LLM API (5 Providers)  ~9,000-15,000 DAU         Low           ★★  chat RPD
Supabase DB            ~7,500 registered         Low           ★★★ Storage-tight
Oracle ARM (CPU)       ~2-3 concurrent uploads   Very low      ★   On upload
Oracle ARM (memory)    ~6,000 connections        Very low      ·   Surplus
Vercel                 ~100K page loads/mo       Very low      ·   Surplus

At the current stage (early user validation), this stack is entirely sufficient. SmartRouter's five-provider stacking raised the LLM bottleneck from 300 DAU (single provider) to 9,000+ DAU — LLM is no longer the tightest link. Supabase's 500MB storage cap (~7,500 registered users) is now the next bound.

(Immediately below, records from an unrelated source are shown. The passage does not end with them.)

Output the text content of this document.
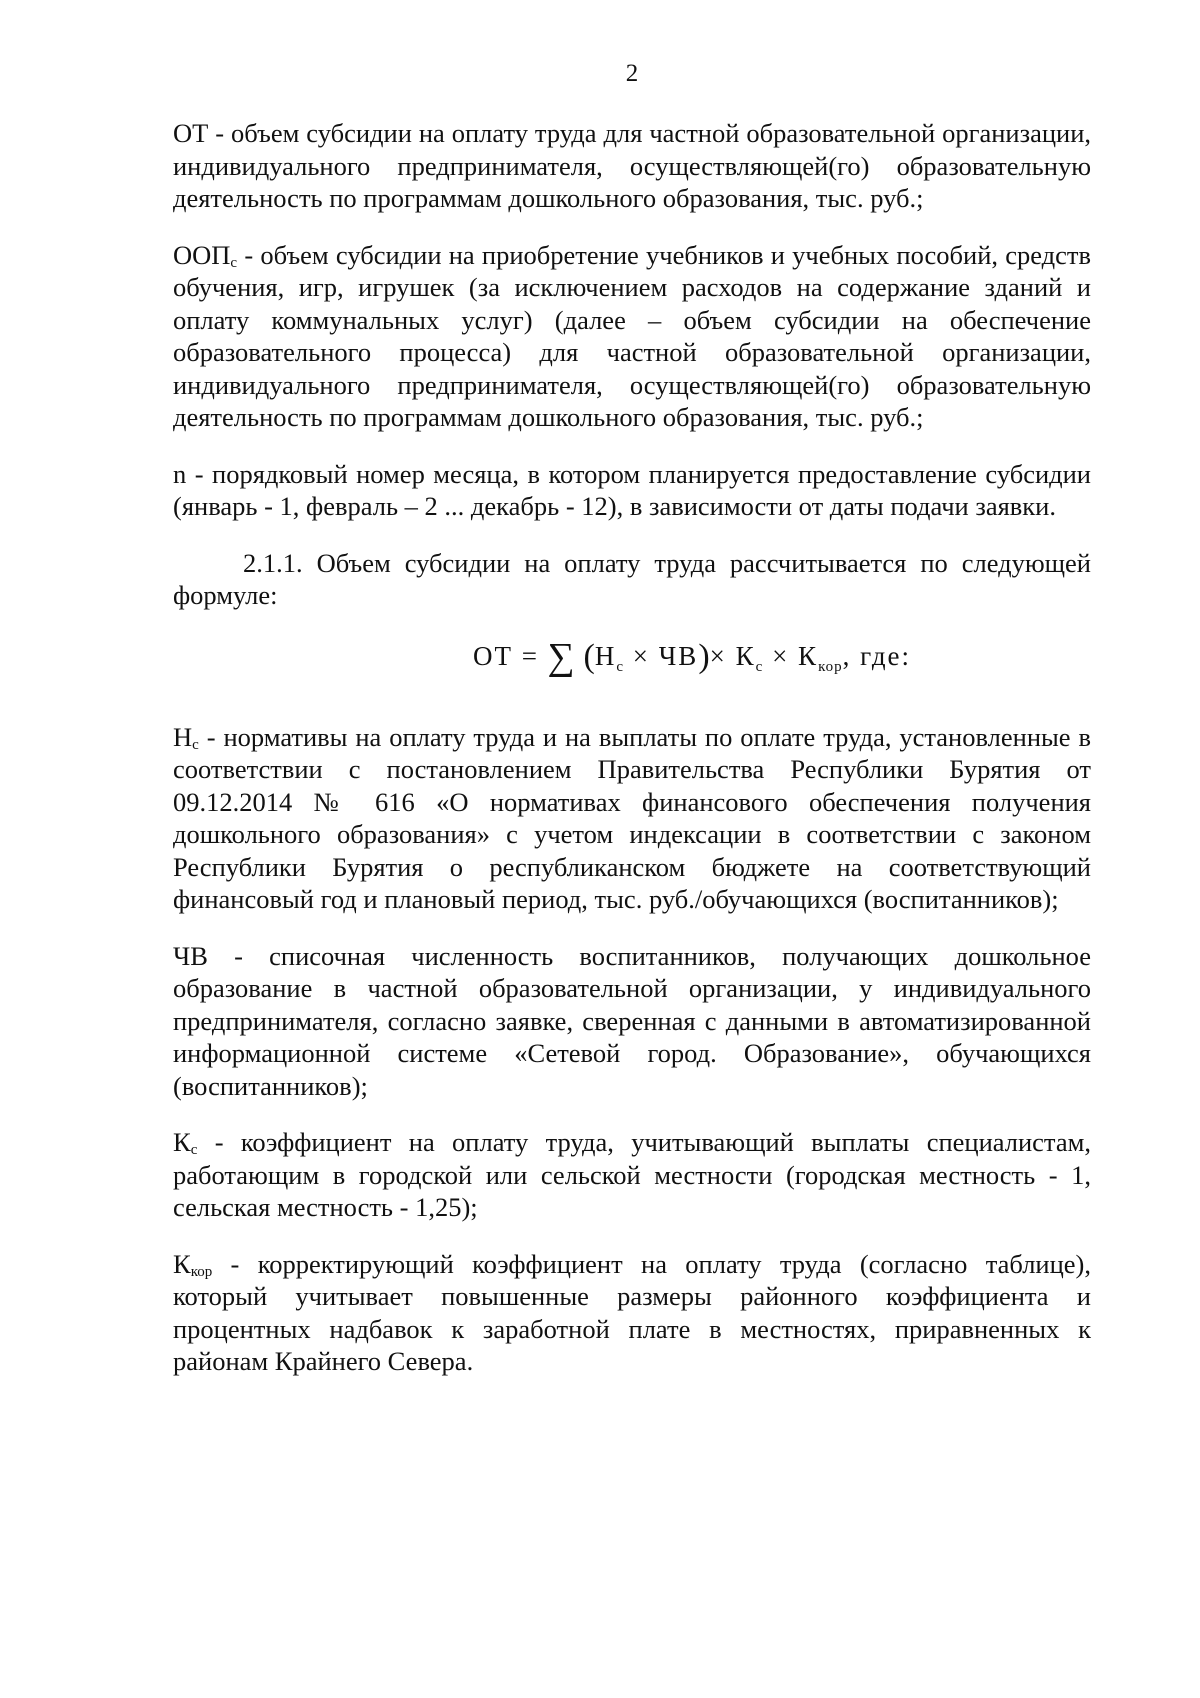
2

ОТ - объем субсидии на оплату труда для частной образовательной организации, индивидуального предпринимателя, осуществляющей(го) образовательную деятельность по программам дошкольного образования, тыс. руб.;

$ООП_с$ - объем субсидии на приобретение учебников и учебных пособий, средств обучения, игр, игрушек (за исключением расходов на содержание зданий и оплату коммунальных услуг) (далее – объем субсидии на обеспечение образовательного процесса) для частной образовательной организации, индивидуального предпринимателя, осуществляющей(го) образовательную деятельность по программам дошкольного образования, тыс. руб.;

n - порядковый номер месяца, в котором планируется предоставление субсидии (январь - 1, февраль – 2 ... декабрь - 12), в зависимости от даты подачи заявки.

2.1.1. Объем субсидии на оплату труда рассчитывается по следующей формуле:

ОТ = ∑ $(Н_с \times ЧВ)\times К_с \times К_{кор}$, где:

$Н_с$ - нормативы на оплату труда и на выплаты по оплате труда, установленные в соответствии с постановлением Правительства Республики Бурятия от 09.12.2014 № 616 «О нормативах финансового обеспечения получения дошкольного образования» с учетом индексации в соответствии с законом Республики Бурятия о республиканском бюджете на соответствующий финансовый год и плановый период, тыс. руб./обучающихся (воспитанников);

ЧВ - списочная численность воспитанников, получающих дошкольное образование в частной образовательной организации, у индивидуального предпринимателя, согласно заявке, сверенная с данными в автоматизированной информационной системе «Сетевой город. Образование», обучающихся (воспитанников);

$К_с$ - коэффициент на оплату труда, учитывающий выплаты специалистам, работающим в городской или сельской местности (городская местность - 1, сельская местность - 1,25);

$К_{кор}$ - корректирующий коэффициент на оплату труда (согласно таблице), который учитывает повышенные размеры районного коэффициента и процентных надбавок к заработной плате в местностях, приравненных к районам Крайнего Севера.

§ 07Part 7 — Bottleneck breakthrough priority

  • Priority 1: Add $10 credit on OpenRouter — the 12 slots jump from 50 to 1000 RPD each (20×, one-time cost, permanent)
  • Priority 2: When Supabase reaches 400MB, upgrade to $25/month for 8GB storage
  • Priority 3: Add a 4th Cerebras key to expand chat RPD (Cerebras contributes 77% of chat RPD; linear scaling, zero cost)
  • Priority 4: Enable batch embedding + result caching — 3–4x upload throughput
  • Priority 5: Implement LLM response caching (similar questions hit cache, saving 60–80% of requests)
  • End state: self-hosted quantized models (llama.cpp) + paid API hybrid routing

For an AI startup, this zero-cost architecture keeps capital where it matters most — product development and user growth — rather than infrastructure bills. By the time scale demands spending, the system is validated and the investment is justified.